The weather can’t make up its mind. Your body can’t, either. In the tug-of-war between sunny and rainy in the early days of January, your nose is leaking and your throat is creaking dry. It wasn’t always like this, your grandparents say. It must be climate change.
Growing up at the turn of the new millennium also meant growing up to the realization that you are inhabiting a world far different from the one your parents knew. Perhaps you’ve experienced it. Whenever you pass bodies of water in the color of your morning iced coffee, your elders heave a sigh and reminisce about how the water used to be so pristine that you could drink it. Or you hear stories of how Manila used to be so cold that there was fog in the morning. You talk about pollution in school, make posters of it. You have never known a world that was sustainable. As far as you were concerned, the ozone layer always had a hole.
It is not unusual to hear about division on many issues. From the most critical of discourses in our town halls to the most trivial celebrity issues on TV, it isn’t strange to encounter two sides of the coin. Surprisingly, the division exists between those who believe that climate change is real and those who think it is pure myth or silly propaganda. You must think it strange, especially when you just saw a photo of a thin and lifeless polar bear on Twitter the other day.

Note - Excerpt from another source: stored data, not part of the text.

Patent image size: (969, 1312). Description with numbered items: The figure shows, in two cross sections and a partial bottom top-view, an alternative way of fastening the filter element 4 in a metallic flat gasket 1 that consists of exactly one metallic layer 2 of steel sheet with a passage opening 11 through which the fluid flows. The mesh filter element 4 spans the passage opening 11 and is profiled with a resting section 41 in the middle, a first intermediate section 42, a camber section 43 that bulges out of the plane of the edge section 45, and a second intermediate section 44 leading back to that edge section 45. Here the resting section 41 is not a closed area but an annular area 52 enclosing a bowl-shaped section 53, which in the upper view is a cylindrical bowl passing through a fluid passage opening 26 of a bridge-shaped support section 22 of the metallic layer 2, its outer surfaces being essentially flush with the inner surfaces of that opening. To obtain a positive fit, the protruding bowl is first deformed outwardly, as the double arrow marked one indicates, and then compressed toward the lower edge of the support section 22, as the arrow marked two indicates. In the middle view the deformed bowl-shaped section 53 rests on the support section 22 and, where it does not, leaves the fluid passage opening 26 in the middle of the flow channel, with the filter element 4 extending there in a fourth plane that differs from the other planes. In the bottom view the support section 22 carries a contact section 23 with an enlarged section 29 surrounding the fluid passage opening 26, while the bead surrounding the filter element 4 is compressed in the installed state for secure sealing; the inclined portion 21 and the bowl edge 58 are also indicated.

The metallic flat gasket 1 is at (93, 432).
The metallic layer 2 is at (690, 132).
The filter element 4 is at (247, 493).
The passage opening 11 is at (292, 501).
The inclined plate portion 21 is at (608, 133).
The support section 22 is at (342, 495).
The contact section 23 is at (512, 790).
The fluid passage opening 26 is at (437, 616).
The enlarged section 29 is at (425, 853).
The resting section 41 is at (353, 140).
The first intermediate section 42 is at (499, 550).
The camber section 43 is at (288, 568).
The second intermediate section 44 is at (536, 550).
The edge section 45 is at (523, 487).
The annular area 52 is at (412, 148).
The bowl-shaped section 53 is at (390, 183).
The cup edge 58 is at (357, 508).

This is reality, unfortunately. Just recently, the White House web page on climate change vanished. A number of critics of the newly inaugurated President Donald Trump claim that he does not believe that climate change is real, based on his 2012 Tweet stating that climate change is a hoax. Those who warn of the dire effects of climate change are just as worried about what the new US administration will do to counter the threats of global warming.
Last year’s Brexit is also indicative of divisive policies, as Prime Minister Theresa May appears not as keen on climate change as previous Cabinets in the British government were. It was reported that she abolished the department for energy and climate change and replaced it with a department for business, energy, and industrial strategy. Its depth and focus on climate change is debatable.
In the Philippines, the Duterte administration has said it would ratify the Paris climate agreement. Our contribution to taking action vis a vis climate change on a global platform is also a deep concern for us, as our country is seen as one of the most vulnerable to climate change. Philippine coastal communities are in danger of rising sea levels, and livelihoods depend on our rich natural resources. But as a developing country, we look up to First World nations that are the major emitters of greenhouse gases.
Temperature records last year were at an all-time high. The decline in sea ice, if unstopped, will kill off 80 percent of the population of polar bears. Already, they are marching unnaturally in search of food as they are slowly losing their habitats. To them, climate change is not a hoax, or silly propaganda.
But clearly, it is not just about dying polar bears. It is also about losing livelihood, changing the way we live, and altering history. It is strange to think how something that affects all of humanity so massively can be a political, or even religious, issue. While we humans continue to debate about it, the world around us keeps changing. The ice is melting, sea levels are rising, and polar bears are marching. That is, if there would be any marching left to do at all.